Oona Grimes’ roman sKandals is one of eleven works in her ragazze e ragazzi Romani series, ‘a giant storyboard’ of stencil drawings referencing Italian neorealist cinema, born out of Grimes’ Bridget Riley Fellowship at the British School of Rome last year. roman sKandals exists in a space of dreamlike hyper-femininity. The work is spare but it is the richness of Grimes’ gestures, drawn, cut, spray-painted and collaged, that plays with the viewer’s imagination. All we need is the fluid line cutting from ear to lip, a jawline strong and smooth, for us to fill in the flesh. Anouk Aimee’s character Madalena from Fellini’s La Dolce Vita is traced here and we see her caught in Grimes’ still, the giveaway of her movement is a reverberation of lines haloing the crests of her hair.
Grimes’ fine white lines against the paper’s chalky black underpin the drawing and imbibe us with the nostalgia that comes with watching and re-watching black and white films. But it is the fluorescence of Madalena’s eyebrows and the gradient of pink to red oozing out of the cigarette holder that nods to the contemporary relevance of Italian cinema. We are reminded that it is films like La Dolce Vita, with their charming amalgamation of sensuousness, wit and furore, that comprise the foundations of the twenty-first century neon that has seeped into the most classical of cities.
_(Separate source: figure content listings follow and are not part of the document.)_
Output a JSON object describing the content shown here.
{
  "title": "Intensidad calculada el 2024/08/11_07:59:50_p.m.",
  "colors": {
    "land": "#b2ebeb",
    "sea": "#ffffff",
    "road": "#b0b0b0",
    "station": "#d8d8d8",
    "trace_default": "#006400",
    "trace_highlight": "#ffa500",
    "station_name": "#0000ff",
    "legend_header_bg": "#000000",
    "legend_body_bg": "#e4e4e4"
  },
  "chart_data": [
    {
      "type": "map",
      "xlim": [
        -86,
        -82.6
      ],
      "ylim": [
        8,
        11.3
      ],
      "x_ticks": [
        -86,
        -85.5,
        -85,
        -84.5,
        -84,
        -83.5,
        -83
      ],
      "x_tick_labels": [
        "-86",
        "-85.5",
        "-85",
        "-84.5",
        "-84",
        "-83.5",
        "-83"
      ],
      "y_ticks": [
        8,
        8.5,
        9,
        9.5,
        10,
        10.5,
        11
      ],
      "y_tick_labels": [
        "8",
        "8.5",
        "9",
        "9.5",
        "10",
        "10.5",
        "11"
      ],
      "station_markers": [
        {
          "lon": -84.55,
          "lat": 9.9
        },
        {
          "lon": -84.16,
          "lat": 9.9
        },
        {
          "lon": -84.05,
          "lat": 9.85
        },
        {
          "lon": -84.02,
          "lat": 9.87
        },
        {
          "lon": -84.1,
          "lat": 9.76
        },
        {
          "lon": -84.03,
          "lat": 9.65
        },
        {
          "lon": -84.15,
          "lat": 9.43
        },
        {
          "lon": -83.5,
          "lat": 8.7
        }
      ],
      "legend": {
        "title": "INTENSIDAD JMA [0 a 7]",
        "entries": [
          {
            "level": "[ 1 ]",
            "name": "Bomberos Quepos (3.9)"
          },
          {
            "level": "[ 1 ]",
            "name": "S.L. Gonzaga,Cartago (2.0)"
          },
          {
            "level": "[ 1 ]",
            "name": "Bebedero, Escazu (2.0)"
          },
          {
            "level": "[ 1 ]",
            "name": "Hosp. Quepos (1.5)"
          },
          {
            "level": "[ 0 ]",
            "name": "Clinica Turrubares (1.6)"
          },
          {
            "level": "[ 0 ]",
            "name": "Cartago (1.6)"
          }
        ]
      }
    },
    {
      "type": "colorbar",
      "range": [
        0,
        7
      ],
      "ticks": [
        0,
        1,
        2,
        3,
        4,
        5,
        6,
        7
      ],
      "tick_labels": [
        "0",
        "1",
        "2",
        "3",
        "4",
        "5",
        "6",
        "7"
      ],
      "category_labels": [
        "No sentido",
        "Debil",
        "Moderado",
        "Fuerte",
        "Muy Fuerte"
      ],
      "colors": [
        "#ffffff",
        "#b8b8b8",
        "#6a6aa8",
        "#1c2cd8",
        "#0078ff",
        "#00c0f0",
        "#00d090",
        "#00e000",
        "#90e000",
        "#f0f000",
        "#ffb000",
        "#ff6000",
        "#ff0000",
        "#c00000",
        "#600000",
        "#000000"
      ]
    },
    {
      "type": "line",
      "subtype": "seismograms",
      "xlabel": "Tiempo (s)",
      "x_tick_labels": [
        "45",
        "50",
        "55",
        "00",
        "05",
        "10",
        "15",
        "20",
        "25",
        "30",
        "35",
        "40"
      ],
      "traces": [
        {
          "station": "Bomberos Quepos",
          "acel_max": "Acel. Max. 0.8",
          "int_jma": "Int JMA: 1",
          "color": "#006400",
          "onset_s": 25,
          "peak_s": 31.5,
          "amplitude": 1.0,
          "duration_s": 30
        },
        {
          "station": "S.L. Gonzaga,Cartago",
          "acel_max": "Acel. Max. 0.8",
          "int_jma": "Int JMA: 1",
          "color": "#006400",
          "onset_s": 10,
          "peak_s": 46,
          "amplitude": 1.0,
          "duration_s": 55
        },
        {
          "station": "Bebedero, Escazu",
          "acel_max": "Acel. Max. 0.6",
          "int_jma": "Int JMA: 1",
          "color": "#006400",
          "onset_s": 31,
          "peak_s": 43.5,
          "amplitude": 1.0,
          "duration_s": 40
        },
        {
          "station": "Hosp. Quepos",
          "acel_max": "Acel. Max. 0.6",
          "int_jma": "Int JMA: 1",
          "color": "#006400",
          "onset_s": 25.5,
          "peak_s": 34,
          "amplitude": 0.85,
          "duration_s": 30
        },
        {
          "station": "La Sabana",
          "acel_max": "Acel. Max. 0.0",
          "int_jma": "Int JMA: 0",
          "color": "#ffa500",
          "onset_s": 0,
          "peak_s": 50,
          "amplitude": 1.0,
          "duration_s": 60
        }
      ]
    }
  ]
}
Toying with the idea of patchwork here, the work is suspended between the fluid and trancelike and the staccato interjections of a surprising intruder into an otherwise yawning dream. Patches of pink and purple flatten the fabric that is seemingly about to be emblazoned by a crinkled cigarette; a square of hair extends beyond the frame; a patch bridges the contrast between the nose’s fill and the cheek’s negative space. roman sKandals becomes a tapestry of sorts, riffing off the patched editing in these post-war Italian films. The work, although flat, is tetris-like and we navigate its surreal game, rotating Grimes’ references to rebuild the drawing in our own interpretation.